D’une part, il s’agit de la division entre les Églises orthodoxes locales qui ne reconnaissent absolument aucune légitimité canonique aux schismatiques ukrainiens et à leur chef, le pseudo-métropolite et citoyen Doumenko, et quelques autres Églises locales, peu nombreuses, qui ont reconnu la légitimité des schismatiques, mais ne l’ont pas fait sous la pression et non de leur plein gré, parfois uniquement sur une décision du primat qui n’a pas été confirmée par l’Assemblée épiscopale.
A l’intérieur de ces dernières Églises, on observe d’ailleurs une division interne – ici sous une forme aigue, ailleurs sous une forme plus atténuée – sans même épargner cette fois, comme cela avait été le cas dans un passé lointain ou plus proche, la sainte montagne de l’Athos, la colonne séculaire de l’Orthodoxie.
Les coupables de la division, qui ont méprisé les conciles et les canons et se sont introduits sans y avoir été invités dans l’espace canonique d’une autre Église autocéphale, « déchirant la tunique du Christ », semblent ne pas connaître les mots de saint Jean Chrysostome et d’autres grands confesseurs de l’orthodoxe.

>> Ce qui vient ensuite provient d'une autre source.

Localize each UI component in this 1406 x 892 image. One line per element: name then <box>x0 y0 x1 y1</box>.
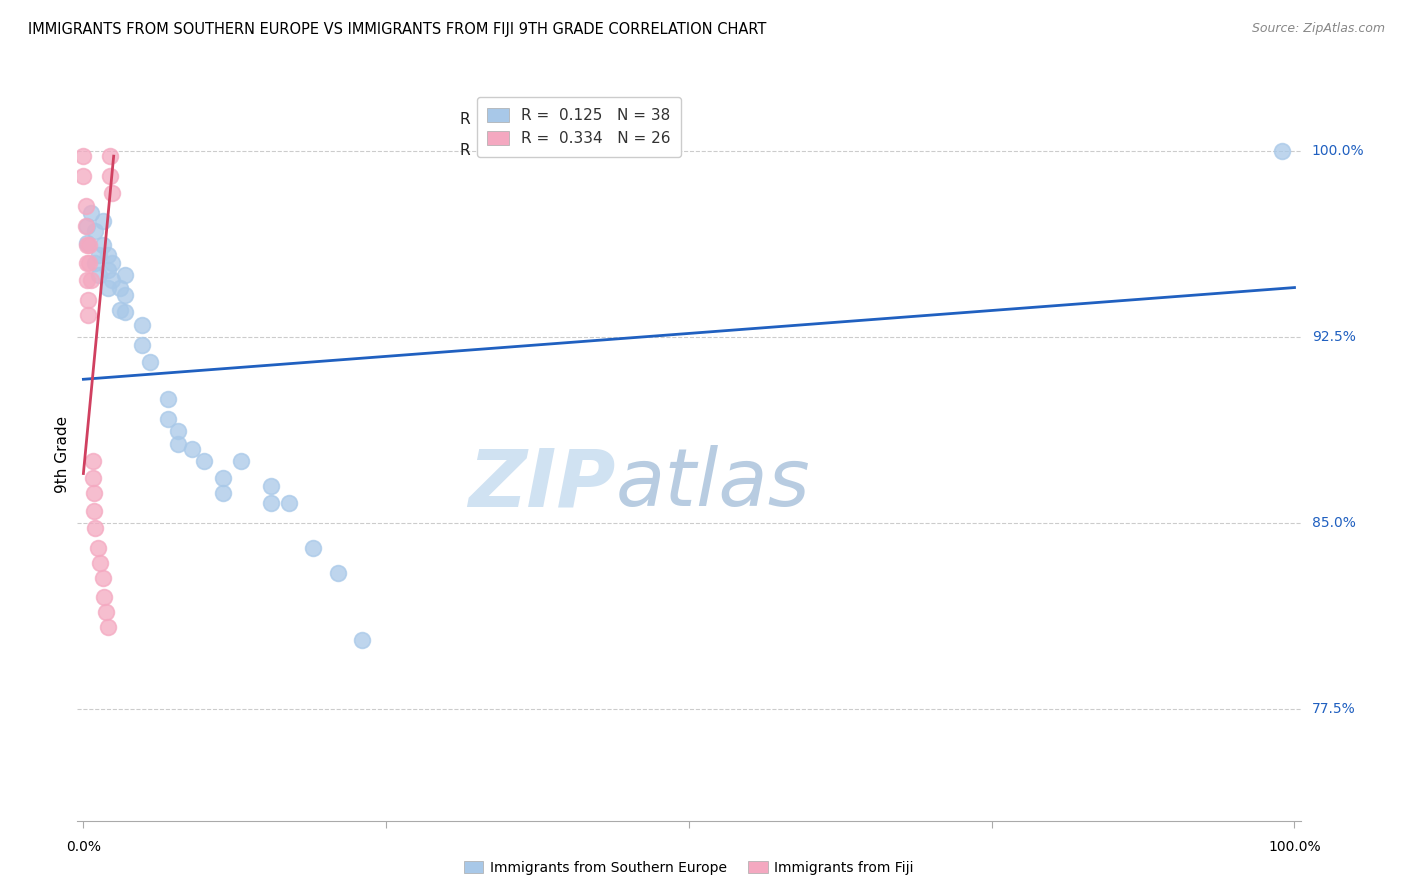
Text: atlas: atlas <box>616 445 810 524</box>
Point <box>96 606 118 620</box>
Point <box>98 149 121 163</box>
Point <box>89 248 111 262</box>
Point <box>131 337 153 351</box>
Point <box>98 169 121 183</box>
Text: N =: N = <box>546 143 579 158</box>
Text: R =: R = <box>460 143 494 158</box>
Text: 38: 38 <box>579 112 606 128</box>
Point <box>91 238 114 252</box>
Point <box>108 302 131 317</box>
Point <box>302 541 325 555</box>
Point <box>76 219 98 233</box>
Point <box>114 268 136 282</box>
Text: R =: R = <box>460 112 494 128</box>
Point <box>211 471 233 485</box>
Point <box>229 454 252 468</box>
Text: 26: 26 <box>579 143 606 158</box>
Point <box>76 256 98 270</box>
Point <box>97 280 120 294</box>
Text: 0.125: 0.125 <box>494 112 541 128</box>
Point <box>72 149 94 163</box>
Point <box>89 556 111 570</box>
Point <box>101 273 124 287</box>
Point <box>97 263 120 277</box>
Point <box>350 632 373 647</box>
Point <box>278 496 301 510</box>
Point <box>211 486 233 500</box>
Point <box>76 238 98 252</box>
Point <box>326 566 349 580</box>
Text: IMMIGRANTS FROM SOUTHERN EUROPE VS IMMIGRANTS FROM FIJI 9TH GRADE CORRELATION CH: IMMIGRANTS FROM SOUTHERN EUROPE VS IMMIG… <box>28 22 766 37</box>
Point <box>84 521 107 535</box>
Point <box>193 454 215 468</box>
Legend: R =  0.125   N = 38, R =  0.334   N = 26: R = 0.125 N = 38, R = 0.334 N = 26 <box>477 97 681 157</box>
Text: ZIP: ZIP <box>468 445 616 524</box>
Point <box>75 219 97 233</box>
Point <box>91 213 114 227</box>
Text: 92.5%: 92.5% <box>1312 330 1355 344</box>
Point <box>97 248 120 262</box>
Point <box>79 256 101 270</box>
Point <box>139 355 162 369</box>
Point <box>75 199 97 213</box>
Point <box>181 442 204 456</box>
Point <box>89 268 111 282</box>
Point <box>260 479 283 493</box>
Point <box>84 223 107 237</box>
Text: 0.0%: 0.0% <box>66 840 101 855</box>
Point <box>82 454 104 468</box>
Point <box>83 504 105 518</box>
Text: N =: N = <box>546 112 579 128</box>
Point <box>166 436 188 450</box>
Text: Source: ZipAtlas.com: Source: ZipAtlas.com <box>1251 22 1385 36</box>
Point <box>97 620 120 634</box>
Point <box>82 471 104 485</box>
Point <box>79 206 101 220</box>
Point <box>77 308 100 322</box>
Point <box>76 235 98 250</box>
Point <box>101 256 124 270</box>
Point <box>93 591 115 605</box>
Point <box>83 486 105 500</box>
Point <box>101 186 124 201</box>
Point <box>108 280 131 294</box>
Point <box>260 496 283 510</box>
Point <box>79 273 101 287</box>
Y-axis label: 9th Grade: 9th Grade <box>55 417 69 493</box>
Point <box>114 305 136 319</box>
Point <box>77 293 100 307</box>
Point <box>87 541 110 555</box>
Text: 77.5%: 77.5% <box>1312 702 1355 716</box>
Point <box>114 288 136 302</box>
Point <box>166 425 188 439</box>
Point <box>131 318 153 332</box>
Point <box>157 412 180 426</box>
Point <box>76 273 98 287</box>
Text: 0.334: 0.334 <box>494 143 541 158</box>
Legend: Immigrants from Southern Europe, Immigrants from Fiji: Immigrants from Southern Europe, Immigra… <box>458 855 920 880</box>
Point <box>157 392 180 406</box>
Point <box>79 238 101 252</box>
Point <box>84 256 107 270</box>
Point <box>1271 144 1294 158</box>
Text: 85.0%: 85.0% <box>1312 516 1355 530</box>
Point <box>91 571 114 585</box>
Point <box>72 169 94 183</box>
Text: 100.0%: 100.0% <box>1268 840 1320 855</box>
Text: 100.0%: 100.0% <box>1312 145 1364 158</box>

Ou plutôt, ils les connaissent mais sont restés sourds à cette parole : le péché du schisme ne peut être lavé et racheté même par le sang du martyre que celui qui s’en rend coupable pourrait verser pour le Christ.
Il existe toujours un espoir de résolution à ce problème, le plus grand dans l’histoire de l’Église depuis le grand schisme entre les Églises d’Orient et d’Occident du XIe siècle à nos jours, un espoir au rétablissement de la paix et de l’unité entre les Églises orthodoxes locales, précisément parce que le Christ, et personne ni rien d’autre, est le prince de la paix et notre paix, lui qui des deux n'en a fait qu'un, et qui a renversé le mur de séparation, l'inimitié (…) afin de créer en lui-même avec les deux un seul homme nouveau, en établissant la paix, et de les réconcilier, l'un et l'autre en un seul corps, avec Dieu par la croix, en détruisant par elle l'inimitié (Eph 2,14-16).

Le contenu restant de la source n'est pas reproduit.